Esports is one of the most dynamically developing branches of the entertainment industry. Global market revenue is breaking records – in 2019, the revenue from esports has already exceeded USD 1bn, overtaking many live sports.
Revenue is flowing from diverse sources – streaming and social platforms, tournament winnings, sponsorship and media appearances – sometimes amounting to millions of dollars per gamer and often leading to disputes between teams and their rising star members. A case in point is the legal dispute brought by prodigious Fortnite gamer Tfue against his former team, Faze Clan. Under the terms of their contract, Faze Clan was entitled to 80% of earnings from its brand deals featuring Tfue. This has shocked many leading esport gamers and Youtubers, who are demanding that regulators protect gamers from being exploited.
Gamer talent is the heartbeat of esports. Professionals and their teams should pay close attention to their contractual arrangements so they avoid any pitfalls or disputes stemming from unexplored or inaccurately drafted terms.
Esports-related agreements, by definition, are designed to employ a gamer’s performance and fame as effectively as possible. But with esports regulation still in its infancy in most countries – and not regulated at all in some – these contracts offer the only route for the parties to regulate their legal relationship, define their rights and obligations.

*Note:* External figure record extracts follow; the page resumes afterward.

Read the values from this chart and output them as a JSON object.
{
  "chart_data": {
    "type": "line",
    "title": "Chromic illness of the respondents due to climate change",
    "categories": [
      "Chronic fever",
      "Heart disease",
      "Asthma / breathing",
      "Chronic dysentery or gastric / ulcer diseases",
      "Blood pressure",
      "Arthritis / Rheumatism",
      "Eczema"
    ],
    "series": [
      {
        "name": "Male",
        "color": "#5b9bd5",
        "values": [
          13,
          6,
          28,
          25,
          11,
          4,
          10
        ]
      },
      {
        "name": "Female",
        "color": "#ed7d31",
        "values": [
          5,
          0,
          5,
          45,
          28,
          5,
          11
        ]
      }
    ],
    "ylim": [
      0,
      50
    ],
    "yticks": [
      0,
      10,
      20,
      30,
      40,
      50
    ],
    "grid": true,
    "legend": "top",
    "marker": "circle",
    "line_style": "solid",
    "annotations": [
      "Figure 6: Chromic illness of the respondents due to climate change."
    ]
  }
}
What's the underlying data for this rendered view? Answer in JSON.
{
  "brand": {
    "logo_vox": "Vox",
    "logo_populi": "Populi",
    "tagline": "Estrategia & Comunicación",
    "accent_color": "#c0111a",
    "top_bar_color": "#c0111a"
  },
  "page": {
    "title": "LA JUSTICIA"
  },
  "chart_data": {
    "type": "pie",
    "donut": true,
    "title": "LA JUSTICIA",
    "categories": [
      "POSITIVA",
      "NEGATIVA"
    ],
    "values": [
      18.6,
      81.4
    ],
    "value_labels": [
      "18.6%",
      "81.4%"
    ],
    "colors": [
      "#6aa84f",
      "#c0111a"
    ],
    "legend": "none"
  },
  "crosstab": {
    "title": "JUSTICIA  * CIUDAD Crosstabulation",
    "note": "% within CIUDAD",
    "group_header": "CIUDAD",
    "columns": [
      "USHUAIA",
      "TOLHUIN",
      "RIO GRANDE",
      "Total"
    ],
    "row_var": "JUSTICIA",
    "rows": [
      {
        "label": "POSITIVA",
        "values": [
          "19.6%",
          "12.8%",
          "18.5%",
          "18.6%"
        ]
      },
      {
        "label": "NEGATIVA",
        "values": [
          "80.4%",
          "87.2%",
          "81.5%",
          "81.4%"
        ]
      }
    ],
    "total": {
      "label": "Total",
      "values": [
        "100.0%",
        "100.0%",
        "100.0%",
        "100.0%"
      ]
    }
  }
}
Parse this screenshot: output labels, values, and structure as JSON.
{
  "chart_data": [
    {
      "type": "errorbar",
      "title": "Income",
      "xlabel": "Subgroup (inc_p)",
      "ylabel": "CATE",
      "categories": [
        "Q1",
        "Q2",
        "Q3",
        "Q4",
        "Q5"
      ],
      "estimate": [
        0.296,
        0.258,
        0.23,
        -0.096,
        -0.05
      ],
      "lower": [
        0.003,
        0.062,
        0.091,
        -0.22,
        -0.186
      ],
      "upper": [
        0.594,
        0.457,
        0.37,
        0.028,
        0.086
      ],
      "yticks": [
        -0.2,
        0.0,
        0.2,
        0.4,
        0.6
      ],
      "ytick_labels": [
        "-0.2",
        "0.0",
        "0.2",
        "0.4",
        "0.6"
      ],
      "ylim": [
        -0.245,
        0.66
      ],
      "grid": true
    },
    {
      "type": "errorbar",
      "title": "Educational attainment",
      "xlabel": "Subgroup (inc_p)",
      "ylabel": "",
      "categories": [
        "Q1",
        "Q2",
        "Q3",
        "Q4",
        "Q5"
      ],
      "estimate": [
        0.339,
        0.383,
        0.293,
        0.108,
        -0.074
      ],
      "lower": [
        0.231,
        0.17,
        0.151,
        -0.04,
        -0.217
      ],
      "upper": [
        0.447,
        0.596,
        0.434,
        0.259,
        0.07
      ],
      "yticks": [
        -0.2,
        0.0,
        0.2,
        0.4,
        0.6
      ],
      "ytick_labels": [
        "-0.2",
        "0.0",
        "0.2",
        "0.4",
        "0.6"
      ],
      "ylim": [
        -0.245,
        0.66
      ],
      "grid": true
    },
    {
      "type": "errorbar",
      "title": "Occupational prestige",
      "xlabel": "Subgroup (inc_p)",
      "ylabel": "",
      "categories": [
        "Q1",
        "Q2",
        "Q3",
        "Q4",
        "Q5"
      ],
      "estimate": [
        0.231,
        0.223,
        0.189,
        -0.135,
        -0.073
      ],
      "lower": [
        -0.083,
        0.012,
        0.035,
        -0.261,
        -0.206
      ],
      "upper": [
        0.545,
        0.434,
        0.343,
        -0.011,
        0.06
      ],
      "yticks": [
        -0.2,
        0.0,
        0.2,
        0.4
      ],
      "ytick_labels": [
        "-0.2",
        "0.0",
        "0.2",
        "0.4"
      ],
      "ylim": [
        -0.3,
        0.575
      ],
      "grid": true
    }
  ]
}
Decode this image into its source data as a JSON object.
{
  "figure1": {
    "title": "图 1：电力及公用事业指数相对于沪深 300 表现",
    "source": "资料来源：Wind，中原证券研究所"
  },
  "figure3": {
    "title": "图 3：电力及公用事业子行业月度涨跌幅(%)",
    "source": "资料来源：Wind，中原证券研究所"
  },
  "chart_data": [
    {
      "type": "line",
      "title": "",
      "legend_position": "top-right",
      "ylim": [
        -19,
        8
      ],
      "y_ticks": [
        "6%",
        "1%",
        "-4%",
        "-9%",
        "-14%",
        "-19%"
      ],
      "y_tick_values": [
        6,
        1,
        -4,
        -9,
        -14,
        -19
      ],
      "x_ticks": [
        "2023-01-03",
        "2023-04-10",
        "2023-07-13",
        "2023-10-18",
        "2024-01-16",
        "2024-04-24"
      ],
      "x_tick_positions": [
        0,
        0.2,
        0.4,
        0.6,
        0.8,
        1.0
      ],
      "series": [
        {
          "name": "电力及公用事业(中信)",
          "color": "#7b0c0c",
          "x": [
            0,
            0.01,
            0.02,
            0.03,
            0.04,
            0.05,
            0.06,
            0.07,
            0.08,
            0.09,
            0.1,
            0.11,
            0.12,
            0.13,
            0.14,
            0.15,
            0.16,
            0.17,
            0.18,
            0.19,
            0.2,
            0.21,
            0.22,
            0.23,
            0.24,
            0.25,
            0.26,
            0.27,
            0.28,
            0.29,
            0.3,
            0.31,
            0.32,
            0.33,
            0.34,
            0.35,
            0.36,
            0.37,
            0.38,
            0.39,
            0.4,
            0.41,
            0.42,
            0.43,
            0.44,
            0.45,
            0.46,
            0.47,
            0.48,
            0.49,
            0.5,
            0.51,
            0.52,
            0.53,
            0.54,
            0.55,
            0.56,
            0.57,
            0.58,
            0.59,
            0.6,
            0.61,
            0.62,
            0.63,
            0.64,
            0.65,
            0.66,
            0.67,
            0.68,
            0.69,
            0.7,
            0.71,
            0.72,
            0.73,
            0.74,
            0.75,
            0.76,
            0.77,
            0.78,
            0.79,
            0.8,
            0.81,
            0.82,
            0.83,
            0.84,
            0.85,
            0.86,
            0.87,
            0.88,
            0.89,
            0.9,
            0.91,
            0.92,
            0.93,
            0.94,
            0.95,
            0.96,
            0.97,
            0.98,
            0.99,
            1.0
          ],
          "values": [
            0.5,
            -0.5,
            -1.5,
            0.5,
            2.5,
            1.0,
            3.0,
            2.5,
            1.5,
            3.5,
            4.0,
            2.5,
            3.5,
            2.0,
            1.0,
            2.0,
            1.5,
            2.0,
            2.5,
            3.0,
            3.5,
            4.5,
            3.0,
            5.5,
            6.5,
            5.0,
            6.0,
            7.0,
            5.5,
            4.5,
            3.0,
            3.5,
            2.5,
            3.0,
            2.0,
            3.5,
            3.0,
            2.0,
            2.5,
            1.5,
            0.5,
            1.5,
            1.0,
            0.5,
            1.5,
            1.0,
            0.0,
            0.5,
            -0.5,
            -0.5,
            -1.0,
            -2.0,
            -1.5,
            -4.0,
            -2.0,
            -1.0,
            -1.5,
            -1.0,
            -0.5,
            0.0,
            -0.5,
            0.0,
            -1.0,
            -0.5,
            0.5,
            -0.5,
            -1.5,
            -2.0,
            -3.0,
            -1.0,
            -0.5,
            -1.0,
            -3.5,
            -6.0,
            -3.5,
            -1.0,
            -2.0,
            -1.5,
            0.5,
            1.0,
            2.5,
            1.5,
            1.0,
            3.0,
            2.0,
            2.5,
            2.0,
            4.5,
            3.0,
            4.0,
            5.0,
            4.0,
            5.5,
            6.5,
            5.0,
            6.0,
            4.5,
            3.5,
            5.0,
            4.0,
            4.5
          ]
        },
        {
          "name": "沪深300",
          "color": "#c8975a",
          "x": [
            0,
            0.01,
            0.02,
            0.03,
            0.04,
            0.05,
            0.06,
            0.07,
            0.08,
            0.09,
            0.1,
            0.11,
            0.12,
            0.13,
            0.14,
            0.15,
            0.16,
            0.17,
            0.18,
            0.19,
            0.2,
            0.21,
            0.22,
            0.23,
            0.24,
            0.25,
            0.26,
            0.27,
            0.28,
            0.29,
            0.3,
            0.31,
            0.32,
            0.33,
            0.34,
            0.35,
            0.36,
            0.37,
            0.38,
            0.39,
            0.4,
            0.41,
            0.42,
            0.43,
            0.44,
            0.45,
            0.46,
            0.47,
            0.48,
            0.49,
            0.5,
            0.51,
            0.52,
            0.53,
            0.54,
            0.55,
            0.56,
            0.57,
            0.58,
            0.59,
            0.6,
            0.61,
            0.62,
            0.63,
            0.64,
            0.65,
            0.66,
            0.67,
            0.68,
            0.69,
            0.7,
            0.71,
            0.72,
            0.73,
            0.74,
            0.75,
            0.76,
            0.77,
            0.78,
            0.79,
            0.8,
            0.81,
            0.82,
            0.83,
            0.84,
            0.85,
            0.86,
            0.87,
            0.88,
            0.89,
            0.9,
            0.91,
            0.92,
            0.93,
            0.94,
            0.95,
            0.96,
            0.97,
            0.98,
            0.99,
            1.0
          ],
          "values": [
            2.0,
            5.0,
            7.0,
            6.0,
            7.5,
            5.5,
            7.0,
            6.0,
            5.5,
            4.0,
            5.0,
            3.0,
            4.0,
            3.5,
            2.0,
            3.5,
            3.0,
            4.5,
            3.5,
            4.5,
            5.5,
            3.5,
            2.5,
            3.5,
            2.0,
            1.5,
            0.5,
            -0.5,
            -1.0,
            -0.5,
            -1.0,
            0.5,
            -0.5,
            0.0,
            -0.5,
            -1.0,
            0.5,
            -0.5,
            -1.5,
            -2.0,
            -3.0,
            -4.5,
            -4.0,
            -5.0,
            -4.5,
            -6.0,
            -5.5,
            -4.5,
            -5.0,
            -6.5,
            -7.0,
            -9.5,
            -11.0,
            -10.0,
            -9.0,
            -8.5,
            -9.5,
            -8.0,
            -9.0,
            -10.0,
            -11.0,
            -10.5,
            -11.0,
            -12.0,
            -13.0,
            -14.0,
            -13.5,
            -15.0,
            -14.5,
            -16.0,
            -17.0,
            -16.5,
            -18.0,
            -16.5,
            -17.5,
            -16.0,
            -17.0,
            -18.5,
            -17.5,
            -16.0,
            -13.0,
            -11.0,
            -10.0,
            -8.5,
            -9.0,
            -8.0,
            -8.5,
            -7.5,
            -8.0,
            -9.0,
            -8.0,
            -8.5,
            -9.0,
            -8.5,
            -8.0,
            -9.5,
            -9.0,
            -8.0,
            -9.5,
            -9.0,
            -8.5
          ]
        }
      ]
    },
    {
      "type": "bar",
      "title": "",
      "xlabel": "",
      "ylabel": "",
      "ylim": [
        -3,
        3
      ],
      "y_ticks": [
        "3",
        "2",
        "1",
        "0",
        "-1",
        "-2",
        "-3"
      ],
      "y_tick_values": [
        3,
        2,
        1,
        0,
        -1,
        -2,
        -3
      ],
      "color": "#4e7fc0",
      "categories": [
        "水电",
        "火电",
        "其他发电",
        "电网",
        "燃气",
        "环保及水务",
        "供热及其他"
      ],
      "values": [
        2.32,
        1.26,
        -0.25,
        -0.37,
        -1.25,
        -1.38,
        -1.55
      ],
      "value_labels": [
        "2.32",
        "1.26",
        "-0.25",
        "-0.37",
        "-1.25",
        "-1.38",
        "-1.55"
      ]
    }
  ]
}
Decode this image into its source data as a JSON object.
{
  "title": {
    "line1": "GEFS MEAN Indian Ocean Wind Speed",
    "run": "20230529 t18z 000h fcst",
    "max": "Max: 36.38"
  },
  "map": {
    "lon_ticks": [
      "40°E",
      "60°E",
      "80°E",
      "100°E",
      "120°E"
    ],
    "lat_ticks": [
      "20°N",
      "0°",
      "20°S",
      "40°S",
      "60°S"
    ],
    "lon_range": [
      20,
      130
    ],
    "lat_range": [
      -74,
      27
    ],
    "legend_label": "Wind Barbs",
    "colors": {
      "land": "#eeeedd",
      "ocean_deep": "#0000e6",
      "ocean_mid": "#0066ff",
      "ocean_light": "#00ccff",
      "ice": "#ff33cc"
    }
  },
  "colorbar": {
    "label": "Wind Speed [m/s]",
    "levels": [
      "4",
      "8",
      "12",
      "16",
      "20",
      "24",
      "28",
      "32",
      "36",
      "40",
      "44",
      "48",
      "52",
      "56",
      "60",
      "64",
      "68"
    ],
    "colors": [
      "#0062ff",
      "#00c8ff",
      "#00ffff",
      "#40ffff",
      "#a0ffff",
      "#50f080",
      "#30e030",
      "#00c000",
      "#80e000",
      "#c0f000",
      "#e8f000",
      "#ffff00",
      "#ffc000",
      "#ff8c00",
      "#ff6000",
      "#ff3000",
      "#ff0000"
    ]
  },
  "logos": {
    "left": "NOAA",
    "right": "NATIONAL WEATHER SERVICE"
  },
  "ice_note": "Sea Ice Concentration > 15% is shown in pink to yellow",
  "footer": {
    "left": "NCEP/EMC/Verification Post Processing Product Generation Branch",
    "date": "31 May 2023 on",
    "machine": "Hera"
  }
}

Gamer contracts usually include provisions on marketing and merchandise, exclusivity, the gamer’s services, competitions, training, absence, and termination of the contract. Additional agreements and policies, which may supplement the gamer contract, usually focus on social media behaviour, sponsorship and the ethical aspects of team member cooperation. Without these contracts and policies the parties would have major legal and business risks and would struggle with uncertainty.
The list of the gamer’s services is a key part of the contract. These services generally require the gamer to take part in tournaments and training sessions, make marketing and social media appearances, and be available for streaming on a regular basis and as reasonably instructed by the team. Sometimes teams even require gamers to live together during training sessions or for longer periods to bolster teamwork and gaming skills. Gaming companies usually expect gamers to wear the company’s or sponsors’ merchandise, and often prohibit the promotion of third party brands.
Another important contractual issue is the question of gamer absence. The parties must agree on the conditions when the gamer can have time off, what constitutes valid absence and which kinds of absence are considered to be breach of contract.
Remuneration is a key issue. Gamers may be entitled to various fees under industry standards – through a regular, fixed amount of fees, like a monthly salary, or performance-based rewards such as qualification- or ranking-based bonuses. Setting the conditions of payment and performance-related factors should be handled with great care, as these give grounds for most legal disputes.
Gaming equipment costs and expenses add up to significant sums, and should be addressed in the contract. Costs include: equipment – PCs, consoles, gaming chairs, monitors, other IT equipment and accessories, clothing, etc.; training-related costs; nutrients; and psychological and other counselling services. Expenses – largely related to sponsorship and marketing events, and competitions – include travel and accommodation costs, and entry and participation fees.
As in the world of live sports, the gamer may be entitled to a share of the merchandising revenues made by the team, especially if the gamer contributed to generating those revenues or brought in a particular deal.
For their part, teams look for a split of some of the gamer’s income to cover the costs of talent management and to meet their goal of making a profit from their gamers. Splitting rules usually cover streaming revenues, tournament winnings, in-game merchandising, as well as name and likeness usage. The exact games and types of appearances that entitle the team to receive a split must be precisely regulated in the contract because, along with tournament winnings and sponsorships, the greatest source of gamer income stems from social media and streaming revenues. This means gamers may have the right not to split some types of revenue, and these have to be clearly spelled out in each contract. For example, if a professional Fortnite gamer streams Call of Duty in their free time, it would be unreasonable for the team to claim streaming revenues unrelated to the gamer’s Fortnite career. Unless the parties have agreed otherwise, 100% of unrelated streaming profits would stay in the gamer’s pocket. On the other hand, the team would reasonably expect to split streaming revenues from tournament games. The precise amount of splitting depends on the agreement and generally ranges from 20-50%, but earnings largely made by one party may attract an even higher percentage.
In esports, as in live sports, the gaming companies often apply penalties and other sanctions if the gamer fails to fulfil their obligations. Penalties are typically triggered if the gamer fails to attend agreed marketing events, competitions, or training sessions. They often take the form of a share of the gamer’s revenue – such as 50% of the monthly salary or 30% of the marketing revenues – as specified in the contract.
Gamer contracts often apply sophisticated termination clauses, regulating term extension, negotiation or free agent periods. Conditions leading to termination usually include: breach of contract; incapacity of the gamer; infringement of moral rights such as the good reputation of the gaming company, the team or the sponsors; and breaching the rules of competitions, tournaments, or matches.
Exploitation is an emotive word. As with any contract, the best way to avoid claims of imbalance or exploitation is for both sides to ensure that they take full account of all the key issues when entering into the agreement. Like the games themselves, contracts are a balance between risk and reward.